- Born: 8 December 1961 (age 64) Rome, Italy
- Education: Luiss University
- Occupation: Banker
- Known for: Banca Monte dei Paschi di Siena Luiss University
- Children: 4

= Marco Morelli =

Italian banker (born 1961)

Marco Morelli (born in 1961 in Rome) is an Italian banker.

== Biography ==
Marco Morelli was born in Rome in 1961. In 1984, Morelli graduated cum laude in Economics and Business from Luiss University in Rome. In 1986, Morelli also qualified as a Chartered Accountant. His career began immediately after graduation when he joined KPMG, first in the Audit division and later in the Tax division. In 1988, he moved abroad and began taking on management roles in various international financial institutions, including UBS and Samuel Montagu & Co. in various locations across Europe. Morelli was appointed Chief Executive Officer and General Manager of JP Morgan Italia and a member of JP Morgan Europe’s Executive Committee from 1994 to 2002. In 2002, he founded his own finance and consulting firm with Professor Roberto Poli. In September 2003, he joined in Banca Monte dei Paschi di Siena and worked there until 2010, when he served as CEO of MPS Finance Banca Mobiliare S.p.A.. In 2004, he was also CEO of MPS Banca per l'impresa S.p.A. and then of MPS Capital Service S.p.A.. In 2006, he also took on the role of Deputy Director and Deputy CEO of Banca Monte dei Paschi di Siena. At the same time as this position, he also became president of Hopa S.p.A. on behalf of shareholder banks until 2007. Morelli was appointed Deputy General Manager and Deputy CEO of the Intesa Sanpaolo from March 2010 to July 2012. From October 2012 to September 2016, he was Vice Chairman of Bank of America Merrill Lynch for Europe, the Middle East and Africa and CEO of Bank of America Merrill Lynch Italy.

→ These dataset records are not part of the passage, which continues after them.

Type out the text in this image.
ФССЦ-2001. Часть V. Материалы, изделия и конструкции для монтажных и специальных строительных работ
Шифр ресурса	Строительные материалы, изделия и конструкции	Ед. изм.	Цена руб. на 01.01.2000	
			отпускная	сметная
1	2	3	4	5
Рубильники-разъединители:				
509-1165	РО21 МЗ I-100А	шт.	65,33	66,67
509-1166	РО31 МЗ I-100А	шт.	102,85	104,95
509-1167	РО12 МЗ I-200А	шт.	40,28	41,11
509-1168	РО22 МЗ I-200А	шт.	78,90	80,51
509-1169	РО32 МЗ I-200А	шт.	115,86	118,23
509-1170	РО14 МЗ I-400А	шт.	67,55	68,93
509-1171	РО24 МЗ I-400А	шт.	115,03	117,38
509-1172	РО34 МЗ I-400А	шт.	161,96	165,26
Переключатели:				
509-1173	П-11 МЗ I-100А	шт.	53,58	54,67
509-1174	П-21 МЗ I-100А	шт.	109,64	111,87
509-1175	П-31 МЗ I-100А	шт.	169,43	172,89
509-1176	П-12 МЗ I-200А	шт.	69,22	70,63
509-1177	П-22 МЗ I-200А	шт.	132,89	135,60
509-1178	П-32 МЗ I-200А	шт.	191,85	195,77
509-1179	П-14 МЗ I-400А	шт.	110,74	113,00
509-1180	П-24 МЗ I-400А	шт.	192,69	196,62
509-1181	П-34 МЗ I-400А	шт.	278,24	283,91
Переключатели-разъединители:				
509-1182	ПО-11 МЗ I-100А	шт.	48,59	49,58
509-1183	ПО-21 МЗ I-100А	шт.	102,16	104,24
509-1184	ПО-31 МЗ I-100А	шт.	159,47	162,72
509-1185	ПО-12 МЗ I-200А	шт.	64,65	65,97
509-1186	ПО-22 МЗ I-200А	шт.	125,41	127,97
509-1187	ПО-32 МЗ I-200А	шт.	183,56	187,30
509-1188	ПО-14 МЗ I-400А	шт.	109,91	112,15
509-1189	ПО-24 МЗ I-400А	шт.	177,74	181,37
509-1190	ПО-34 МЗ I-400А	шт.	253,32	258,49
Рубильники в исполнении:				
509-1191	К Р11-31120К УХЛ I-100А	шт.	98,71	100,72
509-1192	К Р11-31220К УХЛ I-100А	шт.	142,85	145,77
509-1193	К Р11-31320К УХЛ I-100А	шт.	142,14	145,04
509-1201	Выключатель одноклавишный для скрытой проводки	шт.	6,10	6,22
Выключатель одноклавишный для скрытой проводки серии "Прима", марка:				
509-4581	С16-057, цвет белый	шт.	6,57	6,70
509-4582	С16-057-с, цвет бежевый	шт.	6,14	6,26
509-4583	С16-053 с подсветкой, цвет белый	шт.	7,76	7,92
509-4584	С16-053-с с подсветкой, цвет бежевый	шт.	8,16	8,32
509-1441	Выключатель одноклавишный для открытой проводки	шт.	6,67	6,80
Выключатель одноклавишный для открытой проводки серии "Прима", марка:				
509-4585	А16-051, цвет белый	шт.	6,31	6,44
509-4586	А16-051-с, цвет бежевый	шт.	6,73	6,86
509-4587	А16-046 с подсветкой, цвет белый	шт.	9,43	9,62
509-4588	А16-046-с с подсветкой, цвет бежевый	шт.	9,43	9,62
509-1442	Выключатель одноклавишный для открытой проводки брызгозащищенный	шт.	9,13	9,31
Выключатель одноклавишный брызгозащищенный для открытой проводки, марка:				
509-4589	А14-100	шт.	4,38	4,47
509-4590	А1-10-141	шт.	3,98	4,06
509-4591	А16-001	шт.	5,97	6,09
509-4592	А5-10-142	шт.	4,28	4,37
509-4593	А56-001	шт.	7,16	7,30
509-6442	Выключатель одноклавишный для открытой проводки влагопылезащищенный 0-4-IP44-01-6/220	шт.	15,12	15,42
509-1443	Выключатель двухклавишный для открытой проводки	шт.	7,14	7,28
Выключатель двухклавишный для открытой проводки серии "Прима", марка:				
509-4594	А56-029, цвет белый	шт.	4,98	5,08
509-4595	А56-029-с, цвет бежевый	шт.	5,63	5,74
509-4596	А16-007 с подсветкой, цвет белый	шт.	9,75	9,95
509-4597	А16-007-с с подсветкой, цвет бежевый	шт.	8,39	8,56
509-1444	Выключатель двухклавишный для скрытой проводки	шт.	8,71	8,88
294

He was appointed Chief Executive Officer and General Manager of Banca Monte dei Paschi di Siena from 20 September 2016 to May 2020. Morelli was appointed Executive Chairman and CEO of Axa Investment Managers and a member of the AXA Management Committee from September 2020 to July 2025. He has served as Chairman of the Board of Directors of BNP Paribas Asset Management and of Axa Investment Managers since July 2025.